Lorsque le parc nucléaire s'est constitué, en France, cela s'est fait de façon tout à fait opaque, à la fois pour des raisons de secret militaire puisque touchant à la fabrication de bombes atomiques, et pour ne pas effrayer et provoquer un rejet de la part des populations. Aujourd'hui, bien qu'EDF et Areva se prétendent transparentes, c'est très loin d'être le cas. Cette affaire de déchets transportés en Sibérie, à raison d'une centaine de tonnes par an, durant semble-t-il une quinzaine d'années, sans que personne ne le sache, en témoigne.
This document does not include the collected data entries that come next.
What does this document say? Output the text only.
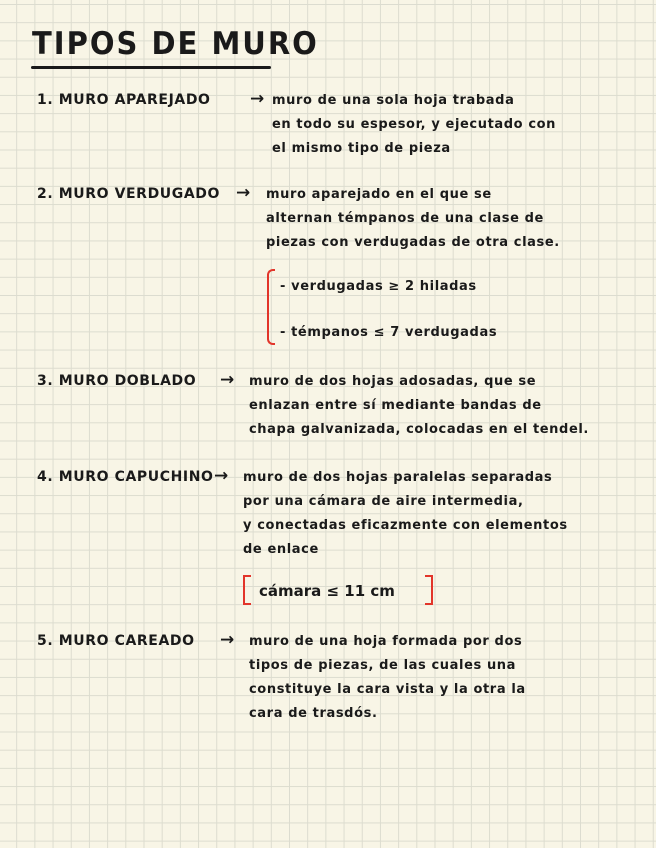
TIPOS DE MURO
1. MURO APAREJADO → muro de una sola hoja trabada
en todo su espesor, y ejecutado con
el mismo tipo de pieza
2. MURO VERDUGADO → muro aparejado en el que se
alternan témpanos de una clase de
piezas con verdugadas de otra clase.
- verdugadas ≥ 2 hiladas
- témpanos ≤ 7 verdugadas
3. MURO DOBLADO → muro de dos hojas adosadas, que se
enlazan entre sí mediante bandas de
chapa galvanizada, colocadas en el tendel.
4. MURO CAPUCHINO → muro de dos hojas paralelas separadas
por una cámara de aire intermedia,
y conectadas eficazmente con elementos
de enlace
cámara ≤ 11 cm
5. MURO CAREADO → muro de una hoja formada por dos
tipos de piezas, de las cuales una
constituye la cara vista y la otra la
cara de trasdós.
Mais bien d'autres choses sont douteuses ou scandaleuses, concernant les rejets radioactifs, les doses que reçoivent le personnel qui s'occupe de l'entretien et du chargement des centrales nucléaires, des mineurs de l'uranium dans des pays étrangers, etc.
La secrétaire d'État à l'Écologie, Chantal Jouanno, se dit « favorable à ce qu'EDF fasse une enquête interne » sur ce sujet. Le problème c'est qu'avec EDF - et Areva - les enquêtes « internes » ne donnent rien, la preuve étant que c'est justement une enquête « externe » de la part de journalistes qui a révélé le pot aux roses.